The LNBA President -- who is also a constant critic of the court -- asserted that the view held by the public of the existence of judicial corruption is backed by remarks from members of the judiciary, including the Chief Justice himself.

“For example on one occasion, the late Chief Justice Johnnie Lewis once admitted that ‘the judiciary needs to be cleaned up and public confidence restored in the court’s system’ and at the opening of the May Term of Court, the chief Justice openly admitted that Liberian Judges are corrupt without mentioning the name of any individual judge,” Cllr. Gongloe said as a point of correction to Justice Korkpor’s remarks against court reporters.

He further said that while views expressed by lawyers, party-litigants, and observers of the judiciary may be considered not constructive or merely intended to make the judiciary look bad, no reaction of a judicial officer at any level of the judiciary should be for the protection of the image of the judiciary.

“There is no [point in] history that a judge has ever been removed from office in Liberia because of a newspaper report or comment made by any citizen or observer of the court.  The important thing is that, in a democracy, there must be an unfettered flow of views on the functioning of the three branches of government,” Cllr. Gongloe added. “Public opinions about a judge are not a precondition for maintaining a judicial office but upholding the oath of his/her office at all times and to remain loyal to his/her conscience and country in the performance of his/her duties as a judge.”

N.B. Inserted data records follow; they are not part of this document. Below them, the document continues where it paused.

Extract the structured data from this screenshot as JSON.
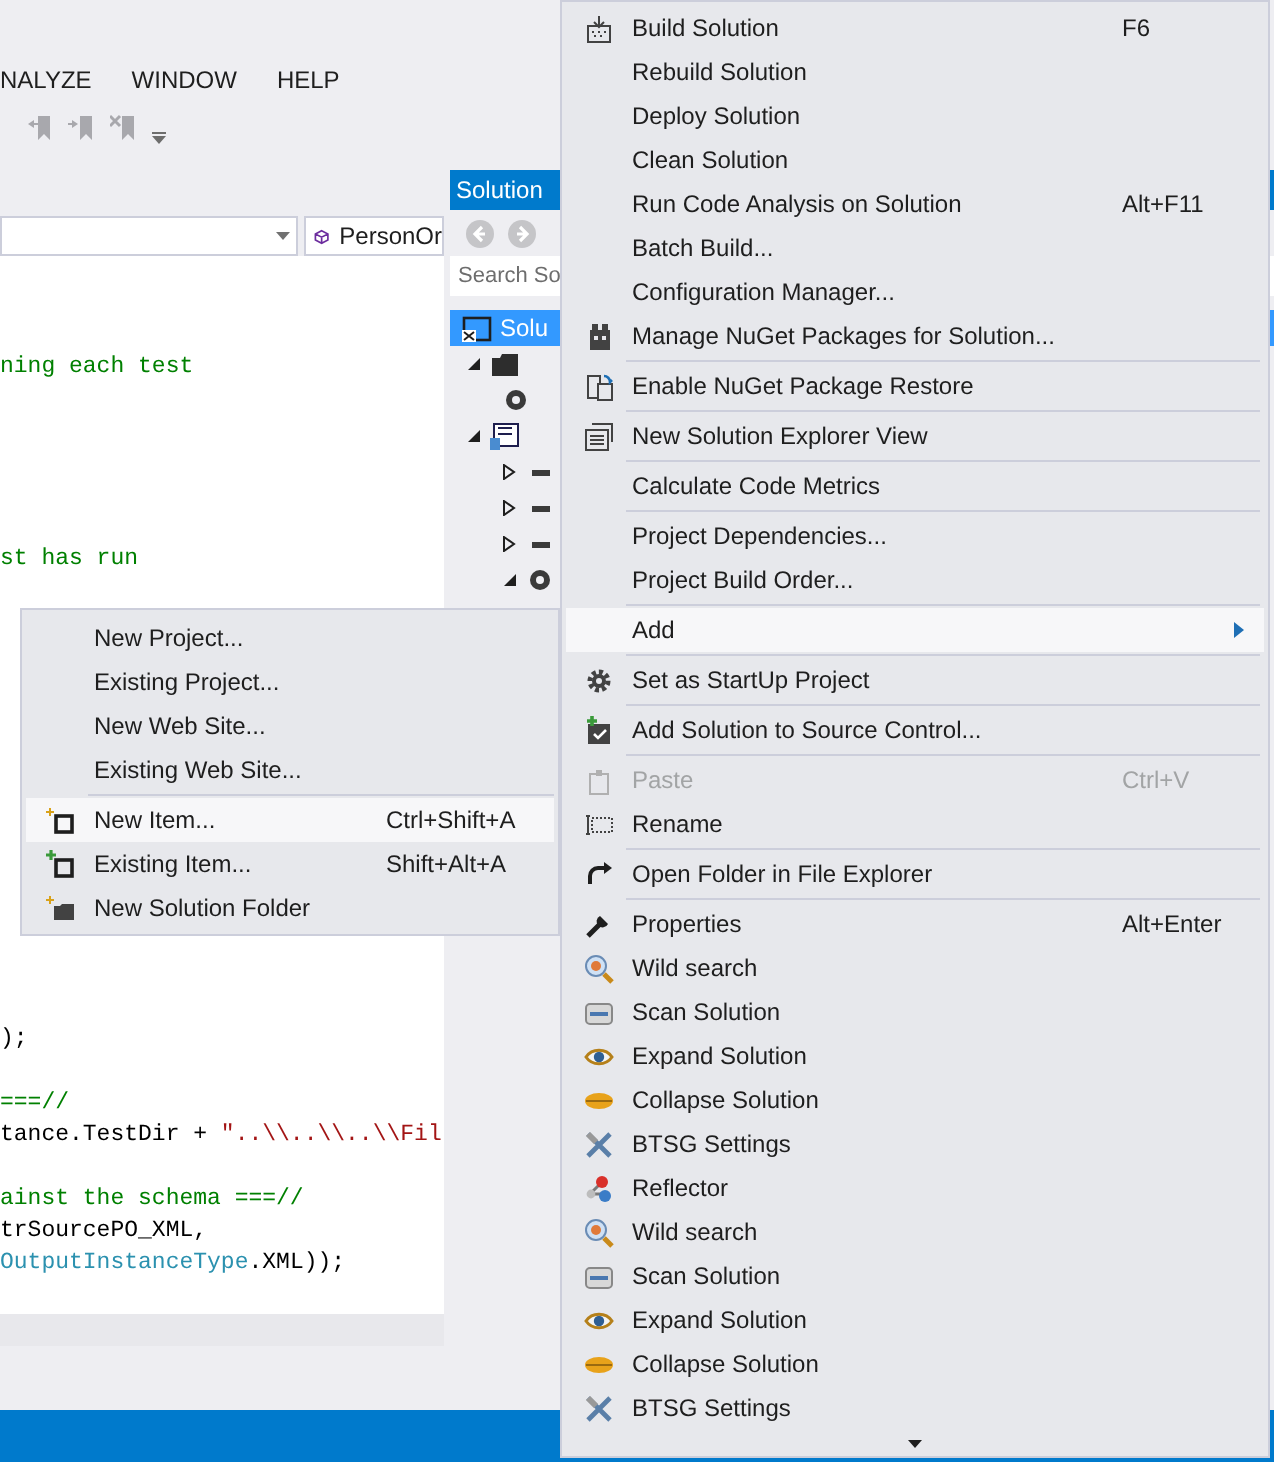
{
  "menu_bar": [
    "NALYZE",
    "WINDOW",
    "HELP"
  ],
  "editor": {
    "member_dropdown": "PersonOr",
    "lines": [
      {
        "kind": "blank"
      },
      {
        "kind": "blank"
      },
      {
        "kind": "blank"
      },
      {
        "kind": "code",
        "segments": [
          {
            "text": "ning each test",
            "kind": "comment"
          }
        ]
      },
      {
        "kind": "blank"
      },
      {
        "kind": "blank"
      },
      {
        "kind": "blank"
      },
      {
        "kind": "blank"
      },
      {
        "kind": "blank"
      },
      {
        "kind": "code",
        "segments": [
          {
            "text": "st has run",
            "kind": "comment"
          }
        ]
      },
      {
        "kind": "blank"
      },
      {
        "kind": "blank"
      },
      {
        "kind": "blank"
      },
      {
        "kind": "blank"
      },
      {
        "kind": "blank"
      },
      {
        "kind": "blank"
      },
      {
        "kind": "blank"
      },
      {
        "kind": "blank"
      },
      {
        "kind": "blank"
      },
      {
        "kind": "blank"
      },
      {
        "kind": "blank"
      },
      {
        "kind": "blank"
      },
      {
        "kind": "blank"
      },
      {
        "kind": "blank"
      },
      {
        "kind": "code",
        "segments": [
          {
            "text": ");",
            "kind": "plain"
          }
        ]
      },
      {
        "kind": "blank"
      },
      {
        "kind": "code",
        "segments": [
          {
            "text": "===//",
            "kind": "comment"
          }
        ]
      },
      {
        "kind": "code",
        "segments": [
          {
            "text": "tance.TestDir + ",
            "kind": "plain"
          },
          {
            "text": "\"..\\\\..\\\\..\\\\Fil",
            "kind": "string"
          }
        ]
      },
      {
        "kind": "blank"
      },
      {
        "kind": "code",
        "segments": [
          {
            "text": "ainst the schema ===//",
            "kind": "comment"
          }
        ]
      },
      {
        "kind": "code",
        "segments": [
          {
            "text": "trSourcePO_XML,",
            "kind": "plain"
          }
        ]
      },
      {
        "kind": "code",
        "segments": [
          {
            "text": "OutputInstanceType",
            "kind": "type"
          },
          {
            "text": ".XML));",
            "kind": "plain"
          }
        ]
      }
    ]
  },
  "solution_explorer": {
    "title": "Solution",
    "search": {
      "placeholder": "Search So"
    },
    "tree": [
      {
        "label": "Solu",
        "selected": true,
        "children": [
          {
            "selected": false,
            "expanded": true,
            "children": [
              {
                "selected": false
              }
            ]
          },
          {
            "selected": false,
            "expanded": true,
            "children": [
              {
                "selected": false,
                "expanded": false
              },
              {
                "selected": false,
                "expanded": false
              },
              {
                "selected": false,
                "expanded": false
              },
              {
                "selected": false,
                "expanded": true
              }
            ]
          }
        ]
      }
    ]
  },
  "context_menu": {
    "items": [
      {
        "kind": "item",
        "label": "Build Solution",
        "shortcut": "F6",
        "selected": false,
        "disabled": false
      },
      {
        "kind": "item",
        "label": "Rebuild Solution",
        "selected": false,
        "disabled": false
      },
      {
        "kind": "item",
        "label": "Deploy Solution",
        "selected": false,
        "disabled": false
      },
      {
        "kind": "item",
        "label": "Clean Solution",
        "selected": false,
        "disabled": false
      },
      {
        "kind": "item",
        "label": "Run Code Analysis on Solution",
        "shortcut": "Alt+F11",
        "selected": false,
        "disabled": false
      },
      {
        "kind": "item",
        "label": "Batch Build...",
        "selected": false,
        "disabled": false
      },
      {
        "kind": "item",
        "label": "Configuration Manager...",
        "selected": false,
        "disabled": false
      },
      {
        "kind": "item",
        "label": "Manage NuGet Packages for Solution...",
        "selected": false,
        "disabled": false
      },
      {
        "kind": "separator"
      },
      {
        "kind": "item",
        "label": "Enable NuGet Package Restore",
        "selected": false,
        "disabled": false
      },
      {
        "kind": "separator"
      },
      {
        "kind": "item",
        "label": "New Solution Explorer View",
        "selected": false,
        "disabled": false
      },
      {
        "kind": "separator"
      },
      {
        "kind": "item",
        "label": "Calculate Code Metrics",
        "selected": false,
        "disabled": false
      },
      {
        "kind": "separator"
      },
      {
        "kind": "item",
        "label": "Project Dependencies...",
        "selected": false,
        "disabled": false
      },
      {
        "kind": "item",
        "label": "Project Build Order...",
        "selected": false,
        "disabled": false
      },
      {
        "kind": "separator"
      },
      {
        "kind": "item",
        "label": "Add",
        "selected": true,
        "disabled": false,
        "submenu": true
      },
      {
        "kind": "separator"
      },
      {
        "kind": "item",
        "label": "Set as StartUp Project",
        "selected": false,
        "disabled": false
      },
      {
        "kind": "separator"
      },
      {
        "kind": "item",
        "label": "Add Solution to Source Control...",
        "selected": false,
        "disabled": false
      },
      {
        "kind": "separator"
      },
      {
        "kind": "item",
        "label": "Paste",
        "shortcut": "Ctrl+V",
        "selected": false,
        "disabled": true
      },
      {
        "kind": "item",
        "label": "Rename",
        "selected": false,
        "disabled": false
      },
      {
        "kind": "separator"
      },
      {
        "kind": "item",
        "label": "Open Folder in File Explorer",
        "selected": false,
        "disabled": false
      },
      {
        "kind": "separator"
      },
      {
        "kind": "item",
        "label": "Properties",
        "shortcut": "Alt+Enter",
        "selected": false,
        "disabled": false
      },
      {
        "kind": "item",
        "label": "Wild search",
        "selected": false,
        "disabled": false
      },
      {
        "kind": "item",
        "label": "Scan Solution",
        "selected": false,
        "disabled": false
      },
      {
        "kind": "item",
        "label": "Expand Solution",
        "selected": false,
        "disabled": false
      },
      {
        "kind": "item",
        "label": "Collapse Solution",
        "selected": false,
        "disabled": false
      },
      {
        "kind": "item",
        "label": "BTSG Settings",
        "selected": false,
        "disabled": false
      },
      {
        "kind": "item",
        "label": "Reflector",
        "selected": false,
        "disabled": false
      },
      {
        "kind": "item",
        "label": "Wild search",
        "selected": false,
        "disabled": false
      },
      {
        "kind": "item",
        "label": "Scan Solution",
        "selected": false,
        "disabled": false
      },
      {
        "kind": "item",
        "label": "Expand Solution",
        "selected": false,
        "disabled": false
      },
      {
        "kind": "item",
        "label": "Collapse Solution",
        "selected": false,
        "disabled": false
      },
      {
        "kind": "item",
        "label": "BTSG Settings",
        "selected": false,
        "disabled": false
      }
    ]
  },
  "add_submenu": {
    "items": [
      {
        "kind": "item",
        "label": "New Project...",
        "selected": false
      },
      {
        "kind": "item",
        "label": "Existing Project...",
        "selected": false
      },
      {
        "kind": "item",
        "label": "New Web Site...",
        "selected": false
      },
      {
        "kind": "item",
        "label": "Existing Web Site...",
        "selected": false
      },
      {
        "kind": "separator"
      },
      {
        "kind": "item",
        "label": "New Item...",
        "shortcut": "Ctrl+Shift+A",
        "selected": true
      },
      {
        "kind": "item",
        "label": "Existing Item...",
        "shortcut": "Shift+Alt+A",
        "selected": false
      },
      {
        "kind": "item",
        "label": "New Solution Folder",
        "selected": false
      }
    ]
  }
}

He added that the issue of free expression of views should not be curtailed or discouraged in any manner, shape, or form and that critical views about the judiciary should encounter no disciplinary action, but the same should be taken in good faith by all members of the judiciary as was done in the case of Chief Justice Korkpor and the late Chief Justice Lewis. 

“Our Constitution provides for equal treatment before the law. There is more good in criticism than any harm that may be done by it. We cannot build a free society without freedom of expression,” Gongloe noted.

Meanwhile, Cllr. Gongloe has disclosed that some lawyers assigned at the Supreme Court have perennially complained of having to wait for several terms of court after arguing a case before the court can render its opinions.

He claimed that the failure or delay in making decisions in cases that have been argued before  the Supreme Court is also a major source of delay in “concluding cases brought before this court on appeal.”

“Such actions on the part of this Court tends to undermine public confidence in the Judiciary,” he alleged. “There is another observation about this Court that is becoming popular among lawyers, their clients, and the greater Liberian society.”

Gongloe noted that such glaring views of the decisions of the Supreme Court, in some cases, tend to create doubts and sometimes confusions as to the implications of the Court’s decision. 

“It is important that this Court, as the final arbiter of all disputes in the Republic of Liberia, be crystal clear in all its decisions, in order to aid the Liberian people in sustaining the peace that they continue to build after 14 years of fratricidal civil conflict. In short, the Court must be clear and unambiguous in its decisions,” the LNBA President added.